Pastor Mark Finley wrote this article recently on his blog.

Public Evangelism has gotten some pretty low marks recently. Many church administrators and pastors believe it is too expensive, too intense, and too confrontational. They are convinced that the effort and energy, the time and money spent could be better expended on other forms of outreach.

One of the challenges, of course, is that there are not many other forms of evangelism that are producing any significant results in the Western world. Here are my thoughts on why public evangelism is often ineffective: Public evangelism is ineffective when it is viewed as an event and not as a process.

If the sum of outreach in a local congregation is a traditional “three week” evangelistic prophecy meeting, we should not expect very many results at all. Successful evangelistic meetings are part of a continual cycle of the church’s witness.

When a local congregation is actively involved in community based outreach seminars, personal contacts, and interest generating events throughout the year, an interest base will be developed. Then the Holy Spirit will powerfully use public evangelism to reap an abundant harvest. To paraphrase a Biblical principle “Whatever the church sows that it will also reap.”

Public evangelism is ineffective when church members stand by as spectators, invite few friends, sporadically attend the meetings and casually pray for their city. Soul-winning is not a spectator sport.

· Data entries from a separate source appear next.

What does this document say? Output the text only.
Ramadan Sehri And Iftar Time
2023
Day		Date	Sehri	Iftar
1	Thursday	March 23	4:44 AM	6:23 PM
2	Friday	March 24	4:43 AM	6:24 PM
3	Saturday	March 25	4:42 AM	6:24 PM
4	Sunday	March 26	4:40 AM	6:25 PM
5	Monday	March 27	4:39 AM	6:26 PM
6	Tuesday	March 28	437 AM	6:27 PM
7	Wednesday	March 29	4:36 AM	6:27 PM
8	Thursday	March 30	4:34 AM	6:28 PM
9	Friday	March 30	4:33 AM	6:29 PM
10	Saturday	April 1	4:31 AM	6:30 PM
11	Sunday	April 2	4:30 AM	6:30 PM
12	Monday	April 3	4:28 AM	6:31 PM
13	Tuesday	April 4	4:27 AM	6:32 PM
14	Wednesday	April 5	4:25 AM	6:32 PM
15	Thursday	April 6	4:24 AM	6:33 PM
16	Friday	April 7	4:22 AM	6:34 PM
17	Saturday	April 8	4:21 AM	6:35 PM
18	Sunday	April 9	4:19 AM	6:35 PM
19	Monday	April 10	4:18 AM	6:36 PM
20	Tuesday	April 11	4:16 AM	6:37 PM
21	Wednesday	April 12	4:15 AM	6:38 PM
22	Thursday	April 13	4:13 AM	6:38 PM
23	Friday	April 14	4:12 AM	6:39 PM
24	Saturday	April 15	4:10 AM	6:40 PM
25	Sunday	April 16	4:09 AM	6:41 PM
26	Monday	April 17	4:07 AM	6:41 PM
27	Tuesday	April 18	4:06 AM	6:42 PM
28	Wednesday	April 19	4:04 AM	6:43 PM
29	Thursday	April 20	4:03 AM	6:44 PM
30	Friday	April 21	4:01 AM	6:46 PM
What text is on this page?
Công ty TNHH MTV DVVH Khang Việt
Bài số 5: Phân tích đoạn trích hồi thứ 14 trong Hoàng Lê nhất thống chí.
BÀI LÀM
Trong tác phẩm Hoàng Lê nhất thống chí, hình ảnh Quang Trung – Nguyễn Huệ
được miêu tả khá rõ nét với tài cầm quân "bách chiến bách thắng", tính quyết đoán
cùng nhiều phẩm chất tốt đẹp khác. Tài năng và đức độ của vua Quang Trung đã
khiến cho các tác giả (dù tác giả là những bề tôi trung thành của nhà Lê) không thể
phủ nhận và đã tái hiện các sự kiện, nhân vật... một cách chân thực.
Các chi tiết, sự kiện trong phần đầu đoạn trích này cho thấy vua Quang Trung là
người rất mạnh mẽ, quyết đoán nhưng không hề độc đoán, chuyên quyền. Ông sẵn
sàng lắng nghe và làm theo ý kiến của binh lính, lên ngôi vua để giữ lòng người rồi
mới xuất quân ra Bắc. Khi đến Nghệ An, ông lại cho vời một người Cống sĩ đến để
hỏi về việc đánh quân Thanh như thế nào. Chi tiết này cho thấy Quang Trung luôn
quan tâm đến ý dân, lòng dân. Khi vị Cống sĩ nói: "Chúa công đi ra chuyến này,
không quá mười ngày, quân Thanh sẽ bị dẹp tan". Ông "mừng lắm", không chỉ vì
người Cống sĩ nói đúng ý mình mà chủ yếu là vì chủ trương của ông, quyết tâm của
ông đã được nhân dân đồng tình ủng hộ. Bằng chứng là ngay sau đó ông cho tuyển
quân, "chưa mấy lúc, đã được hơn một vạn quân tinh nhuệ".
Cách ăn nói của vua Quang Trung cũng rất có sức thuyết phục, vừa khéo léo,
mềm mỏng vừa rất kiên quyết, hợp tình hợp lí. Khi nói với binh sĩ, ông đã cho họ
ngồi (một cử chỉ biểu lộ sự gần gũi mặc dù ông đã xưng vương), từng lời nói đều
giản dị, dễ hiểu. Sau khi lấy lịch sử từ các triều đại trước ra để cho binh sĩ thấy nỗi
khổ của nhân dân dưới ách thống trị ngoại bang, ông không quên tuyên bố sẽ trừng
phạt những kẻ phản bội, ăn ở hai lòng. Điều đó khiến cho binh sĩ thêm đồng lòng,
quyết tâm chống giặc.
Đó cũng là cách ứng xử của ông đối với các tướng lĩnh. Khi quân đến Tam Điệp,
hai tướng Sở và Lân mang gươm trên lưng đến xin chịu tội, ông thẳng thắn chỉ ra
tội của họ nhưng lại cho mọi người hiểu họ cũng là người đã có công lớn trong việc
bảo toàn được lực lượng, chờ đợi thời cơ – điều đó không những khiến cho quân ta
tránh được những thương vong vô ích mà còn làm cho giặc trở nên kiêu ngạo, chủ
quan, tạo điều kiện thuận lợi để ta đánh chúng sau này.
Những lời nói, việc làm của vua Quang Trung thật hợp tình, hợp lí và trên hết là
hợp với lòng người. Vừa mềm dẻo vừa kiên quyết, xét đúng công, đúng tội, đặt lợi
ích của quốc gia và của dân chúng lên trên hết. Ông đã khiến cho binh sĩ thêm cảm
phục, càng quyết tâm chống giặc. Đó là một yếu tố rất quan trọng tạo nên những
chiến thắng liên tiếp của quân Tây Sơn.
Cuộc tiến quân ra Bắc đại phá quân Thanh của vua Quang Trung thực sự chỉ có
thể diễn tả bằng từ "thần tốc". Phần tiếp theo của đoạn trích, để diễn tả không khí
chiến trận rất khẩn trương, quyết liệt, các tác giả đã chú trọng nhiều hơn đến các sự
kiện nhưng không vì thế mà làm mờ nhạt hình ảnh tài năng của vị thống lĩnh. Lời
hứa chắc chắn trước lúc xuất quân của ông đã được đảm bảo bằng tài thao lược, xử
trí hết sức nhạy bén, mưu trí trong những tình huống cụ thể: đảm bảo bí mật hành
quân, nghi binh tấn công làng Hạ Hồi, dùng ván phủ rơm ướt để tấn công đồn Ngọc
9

When the church is actively involved, passionately praying for the outpouring of the Holy Spirit on the public meetings, inviting their friends, neighbors and relatives that do not know Christ or the Adventist message, miracles happen.

I am reminded of Ellen White’s clear statement in Desire of Ages page 535, “What human power can do divine power is not summoned to do.” Public Evangelism is ineffective when the emphasis is on numbers and not people. When the focus of public evangelism is on the number of people baptized rather than individuals transformed by the grace of Christ and won to God’s kingdom, God’s power is limited. There may be an illusion of success—but rapid baptisms for numbers’ sake or manipulating people for one’s own self-glory may be “sweet in the mouth but it will certainly be bitter in the belly.”

Competition among administrators, pastors and evangelists to baptize the largest numbers stifles the genuine working of the Holy Spirit. God honors a life totally dedicated to loving people for Jesus sake, meeting their needs, sharing His message and inviting them to make the most important decision of their lives.

God has promised when the church is actively involved in an ongoing cycle of evangelism and administrators, pastors and lay people reach out to their communities unselfishly with the genuine desire to share His love with others there will be an abundant harvest.